EverCrisp is a controlled cross of Honeycrisp and Fuji. According to David Doud, owner of David Doud’s Countyline Orchard in Wabash, IN, it is an attractive 3-inch apple that ripens approximately two weeks after Golden Delicious. Here are some other unique characteristics about the variety:
• It is very sweet, and somewhat harder than Honeycrisp but with a similar crunch.
• It maintains quality for extended periods under adverse conditions.
• It is annual bearing and self-regulating, non-dropping, and has a long harvest window, with minimal bitter pit (unlike Honeycrisp).
• It has a weak to moderate growing tree, with weak dominance, and is well spurred with branching occurring at right angles. “It does not appear to be a high-maintenance variety,” says Doud, who does note that if it is allowed to hang on the tree into November, it may exhibit watercore.
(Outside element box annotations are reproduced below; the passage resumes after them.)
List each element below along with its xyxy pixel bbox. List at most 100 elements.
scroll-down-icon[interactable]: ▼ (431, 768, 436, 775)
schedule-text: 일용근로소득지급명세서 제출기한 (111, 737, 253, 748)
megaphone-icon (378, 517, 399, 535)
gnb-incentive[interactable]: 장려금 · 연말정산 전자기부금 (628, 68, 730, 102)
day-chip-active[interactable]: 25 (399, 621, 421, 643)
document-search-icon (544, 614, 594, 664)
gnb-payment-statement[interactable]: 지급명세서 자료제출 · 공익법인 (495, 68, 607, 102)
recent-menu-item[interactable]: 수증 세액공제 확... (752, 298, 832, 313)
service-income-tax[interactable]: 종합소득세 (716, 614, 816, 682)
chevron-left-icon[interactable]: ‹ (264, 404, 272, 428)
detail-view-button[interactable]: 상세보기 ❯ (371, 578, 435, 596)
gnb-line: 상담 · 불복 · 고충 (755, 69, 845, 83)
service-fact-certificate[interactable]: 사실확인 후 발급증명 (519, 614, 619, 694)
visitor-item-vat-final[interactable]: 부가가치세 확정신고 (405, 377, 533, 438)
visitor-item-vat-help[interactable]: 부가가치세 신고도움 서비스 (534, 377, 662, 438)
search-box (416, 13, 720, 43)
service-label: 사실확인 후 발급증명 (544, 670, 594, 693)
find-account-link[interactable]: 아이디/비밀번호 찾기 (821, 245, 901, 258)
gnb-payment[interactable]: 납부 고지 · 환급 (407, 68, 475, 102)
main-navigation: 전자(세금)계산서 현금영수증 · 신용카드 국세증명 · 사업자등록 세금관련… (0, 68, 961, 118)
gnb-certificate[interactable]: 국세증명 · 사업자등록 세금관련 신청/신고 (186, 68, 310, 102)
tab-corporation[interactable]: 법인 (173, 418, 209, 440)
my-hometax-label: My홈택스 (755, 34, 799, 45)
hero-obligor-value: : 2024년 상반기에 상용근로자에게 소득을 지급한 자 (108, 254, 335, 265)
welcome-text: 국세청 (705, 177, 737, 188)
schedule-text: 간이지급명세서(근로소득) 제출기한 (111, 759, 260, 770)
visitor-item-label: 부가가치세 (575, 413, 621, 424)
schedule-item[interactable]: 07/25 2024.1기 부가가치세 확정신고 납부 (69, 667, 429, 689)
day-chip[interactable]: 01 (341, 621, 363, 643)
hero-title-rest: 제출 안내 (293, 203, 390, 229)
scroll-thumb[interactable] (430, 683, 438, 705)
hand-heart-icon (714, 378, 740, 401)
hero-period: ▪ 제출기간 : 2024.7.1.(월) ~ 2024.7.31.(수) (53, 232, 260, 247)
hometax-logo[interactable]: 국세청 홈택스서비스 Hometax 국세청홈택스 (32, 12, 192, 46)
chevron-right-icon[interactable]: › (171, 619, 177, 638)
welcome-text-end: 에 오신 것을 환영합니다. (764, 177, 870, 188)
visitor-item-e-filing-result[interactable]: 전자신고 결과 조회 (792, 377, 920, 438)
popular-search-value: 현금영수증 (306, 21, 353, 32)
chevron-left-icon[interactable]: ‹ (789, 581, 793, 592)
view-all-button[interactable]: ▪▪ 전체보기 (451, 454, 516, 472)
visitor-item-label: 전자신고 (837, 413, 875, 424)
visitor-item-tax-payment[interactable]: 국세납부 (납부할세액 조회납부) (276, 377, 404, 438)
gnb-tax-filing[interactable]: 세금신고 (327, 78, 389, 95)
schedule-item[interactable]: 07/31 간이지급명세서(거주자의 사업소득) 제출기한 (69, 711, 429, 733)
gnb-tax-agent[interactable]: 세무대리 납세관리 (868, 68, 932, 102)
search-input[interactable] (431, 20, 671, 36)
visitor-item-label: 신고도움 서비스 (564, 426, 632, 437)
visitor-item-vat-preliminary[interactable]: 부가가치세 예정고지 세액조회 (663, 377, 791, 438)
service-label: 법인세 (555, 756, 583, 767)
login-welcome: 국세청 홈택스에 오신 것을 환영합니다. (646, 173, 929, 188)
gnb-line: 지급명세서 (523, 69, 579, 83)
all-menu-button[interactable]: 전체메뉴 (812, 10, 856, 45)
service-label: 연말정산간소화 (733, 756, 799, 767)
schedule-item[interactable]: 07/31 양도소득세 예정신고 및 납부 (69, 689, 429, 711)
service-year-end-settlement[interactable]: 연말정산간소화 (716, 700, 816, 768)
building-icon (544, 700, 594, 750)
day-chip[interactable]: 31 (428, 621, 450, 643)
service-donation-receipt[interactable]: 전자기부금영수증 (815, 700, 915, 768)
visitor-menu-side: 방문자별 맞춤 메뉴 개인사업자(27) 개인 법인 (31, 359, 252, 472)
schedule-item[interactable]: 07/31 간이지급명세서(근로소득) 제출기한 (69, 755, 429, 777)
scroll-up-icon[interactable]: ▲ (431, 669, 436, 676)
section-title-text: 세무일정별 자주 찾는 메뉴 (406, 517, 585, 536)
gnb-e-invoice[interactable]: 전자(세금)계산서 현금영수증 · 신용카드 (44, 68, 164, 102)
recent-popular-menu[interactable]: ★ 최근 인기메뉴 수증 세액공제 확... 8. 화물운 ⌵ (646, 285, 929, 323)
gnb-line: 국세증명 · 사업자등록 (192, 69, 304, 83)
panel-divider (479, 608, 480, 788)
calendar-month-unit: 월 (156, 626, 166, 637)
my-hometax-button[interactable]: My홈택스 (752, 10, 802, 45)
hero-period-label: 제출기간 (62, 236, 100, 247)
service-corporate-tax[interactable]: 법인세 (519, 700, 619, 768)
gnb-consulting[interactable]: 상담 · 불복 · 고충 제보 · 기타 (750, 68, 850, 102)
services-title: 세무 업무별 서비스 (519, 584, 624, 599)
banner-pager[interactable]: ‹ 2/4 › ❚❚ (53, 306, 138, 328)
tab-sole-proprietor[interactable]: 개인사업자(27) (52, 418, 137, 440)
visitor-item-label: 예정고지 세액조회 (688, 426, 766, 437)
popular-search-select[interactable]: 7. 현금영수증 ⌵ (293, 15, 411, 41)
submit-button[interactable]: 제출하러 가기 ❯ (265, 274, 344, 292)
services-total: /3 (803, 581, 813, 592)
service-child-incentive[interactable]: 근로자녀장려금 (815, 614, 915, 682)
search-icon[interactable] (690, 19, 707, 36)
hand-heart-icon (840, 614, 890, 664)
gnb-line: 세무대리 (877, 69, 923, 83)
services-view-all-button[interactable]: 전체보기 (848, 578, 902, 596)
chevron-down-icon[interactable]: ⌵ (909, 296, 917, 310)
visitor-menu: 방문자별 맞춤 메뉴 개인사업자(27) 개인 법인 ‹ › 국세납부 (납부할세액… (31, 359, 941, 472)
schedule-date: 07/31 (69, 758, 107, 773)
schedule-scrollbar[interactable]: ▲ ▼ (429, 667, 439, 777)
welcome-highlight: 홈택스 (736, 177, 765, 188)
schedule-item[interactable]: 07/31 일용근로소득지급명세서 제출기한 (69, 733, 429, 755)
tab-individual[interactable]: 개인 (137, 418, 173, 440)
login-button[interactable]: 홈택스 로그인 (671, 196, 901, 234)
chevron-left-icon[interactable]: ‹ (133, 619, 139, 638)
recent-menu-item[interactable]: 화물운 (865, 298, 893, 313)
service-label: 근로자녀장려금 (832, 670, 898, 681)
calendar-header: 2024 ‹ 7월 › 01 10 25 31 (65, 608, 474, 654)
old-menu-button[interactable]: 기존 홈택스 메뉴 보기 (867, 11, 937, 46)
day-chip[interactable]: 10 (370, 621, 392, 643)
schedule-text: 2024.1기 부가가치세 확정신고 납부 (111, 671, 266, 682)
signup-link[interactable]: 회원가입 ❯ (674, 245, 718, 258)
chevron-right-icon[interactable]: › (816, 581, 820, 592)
MAIA members have classified EverCrisp as a “managed open” release. The association will charge trademark and royalty fees to those who want to grow it, with funds going back to the breeding program. However, “we are not going to limit who has access,” says MAIA president Bill Dodd. “The intention is for the group to share what it came up with.”

More details on EverCrisp are available on www.evercrispapple.com, a website recently launched by MAIA.

What’s Next?

Doud notes that even though about 50 advanced selections from MAIA have been distributed to members since 2010, none would be considered an immediate follow-up to EverCrisp, at least for now. “After this year, we will look closer at them and determine what could be lined up,” says Doud.

Doud also points out that future releases from MAIA may not follow the same model as EverCrisp; some of them may be completely open from the outset. Whatever the case, Doud says the goals of any new variety introductions will be the same: “We want highly flavored apples and want to make sure they also have keeping ability and a good appearance.”